Réformer et renforcer l’enseignement du français à l’école
Les décisions politiques d’assurer l’enseignement fondamental dans les langues congolaises plutôt qu’en français ont souvent été prises dans un contexte de déconstruction de l’héritage colonial. Mais la mise en œuvre de ces décisions n’a jamais permis de véritablement concurrencer le français. Elles ont introduit des distorsions dans l’éducation nationale et ont produit plusieurs générations d’écoliers avec des lacunes graves en français.
En outre, personne n’a jamais pu expliquer le bien-fondé de faire des études dans une langue nationale congolaise qu’on n’utilisera que très marginalement dans sa vie professionnelle. Les distorsions résultant de ces décisions politiques sont encore visibles aujourd’hui si l’on considère l’émergence d’une génération d’enseignants et de professeurs qui estiment qu’il n’est pas nécessaire pour les écoliers et les étudiants de bien parler et de bien écrire le français parce que, selon eux, le français est une langue étrangère.
Lorsque dans les années 70-80, le constat fut établi que les étudiants entrant à l’université avaient des lacunes graves en français, on introduisit le cours de « logique, expression orale et écrite » dans les classes de recrutement pour apprendre aux étudiants à bien réfléchir, parler et écrire.

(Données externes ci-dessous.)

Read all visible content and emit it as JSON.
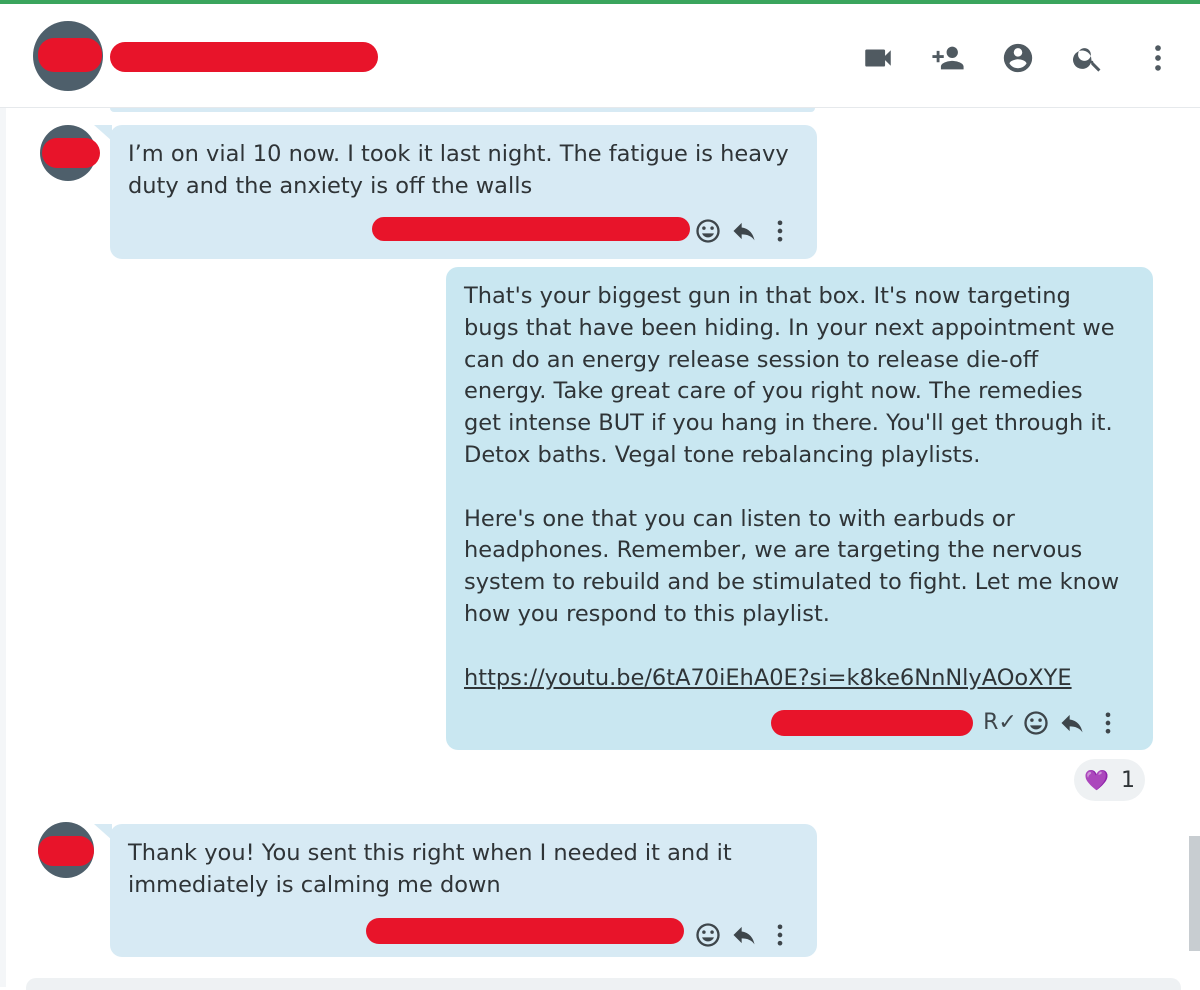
{
  "header": {
    "contact_name": "",
    "icons": [
      "video-call-icon",
      "add-person-icon",
      "account-icon",
      "search-icon",
      "more-vert-icon"
    ]
  },
  "messages": [
    {
      "direction": "received",
      "text": "I’m on vial 10 now. I took it last night. The fatigue is heavy\nduty and the anxiety is off the walls",
      "actions": [
        "emoji-icon",
        "reply-icon",
        "more-vert-icon"
      ]
    },
    {
      "direction": "sent",
      "text": "That's your biggest gun in that box. It's now targeting\nbugs that have been hiding. In your next appointment we\ncan do an energy release session to release die-off\nenergy. Take great care of you right now. The remedies\nget intense BUT if you hang in there. You'll get through it.\nDetox baths. Vegal tone rebalancing playlists.\n\nHere's one that you can listen to with earbuds or\nheadphones. Remember, we are targeting the nervous\nsystem to rebuild and be stimulated to fight. Let me know\nhow you respond to this playlist.",
      "link": "https://youtu.be/6tA70iEhA0E?si=k8ke6NnNlyAOoXYE",
      "read_mark": "R✓",
      "actions": [
        "emoji-icon",
        "reply-icon",
        "more-vert-icon"
      ],
      "reaction": {
        "emoji": "💜",
        "count": "1"
      }
    },
    {
      "direction": "received",
      "text": "Thank you! You sent this right when I needed it and it\nimmediately is calming me down",
      "actions": [
        "emoji-icon",
        "reply-icon",
        "more-vert-icon"
      ]
    }
  ],
  "colors": {
    "accent": "#3aa55d",
    "received_bubble": "#d7eaf4",
    "sent_bubble": "#c9e7f1",
    "redaction": "#e8142a",
    "reaction_heart": "#8a3ad8"
  }
}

Une première proposition est que ce cours soit adapté à tous les niveaux des cycles primaire, secondaire et supérieur, et qu’il soit enseigné à partir de l’école primaire pour initier les élèves à la réflexion logique, à l’esprit critique, aux techniques de composition et de présentation, ainsi qu’à l’art oratoire.
Une deuxième proposition est l’intensification des cours de composition et de dissertation, qui devraient exiger que les étudiants rédigent une composition sur un sujet donné au moins une fois par semaine, en sachant établir une différence entre ce qui peut être le développement d’une opinion personnelle et l’élaboration d’une analyse factuelle.
Une troisième proposition est l’initiation dès le bas âge à l’art de parler en public, afin de vaincre la peur et l’angoisse associées à cette activité. La pratique du théâtre et d’autres arts scéniques devrait être généralisée, ainsi que l’initiation à l’art de lire un discours préparé ou de prononcer un discours impromptu, et les techniques respiratoires pour contrôler ses émotions.
Une quatrième proposition est de mettre un accent particulier sur l’élocution et la prononciation, qui sont aussi des aspects du langage qui doivent s’apprendre dès le bas âge. Les élèves doivent être en mesure d’appréhender la différence de prononciation entre « peur » et « père », et entre « pur » et « pire ».
Mais, bien plus, c’est dans les familles que cette prise de conscience devrait être la plus grande. Il faut encourager les parents à parler à leurs enfants en français, autant que possible, pour qu’ils grandissent dans un environnement où ils acquièrent les fondamentaux de cette langue. Ceci ne devrait pas être simplement un vœu pieux mais devrait être élevé au niveau de politique gouvernementale, avec des moyens financiers publics adéquats et des mesures incitatives appropriées.
L’importance pour les enfants de maitriser la langue française, parlée et écrite, a été bien comprise d’Espérance M. et d’autres mères africaines, en dépit des propositions d’un retour radical aux langues africaines qui émergent ici et là. Les mères congolaises et africaines savent mieux que l’élite universitaire et médiatique, que la clé du succès pour leurs enfants est dans la maîtrise du français. Elles ont fait et continuent de faire le choix du français comme première langue pour leurs enfants, sans regret et sans aucun complexe. L’avenir de la langue française en RDC se trouve peut-être entre leurs mains.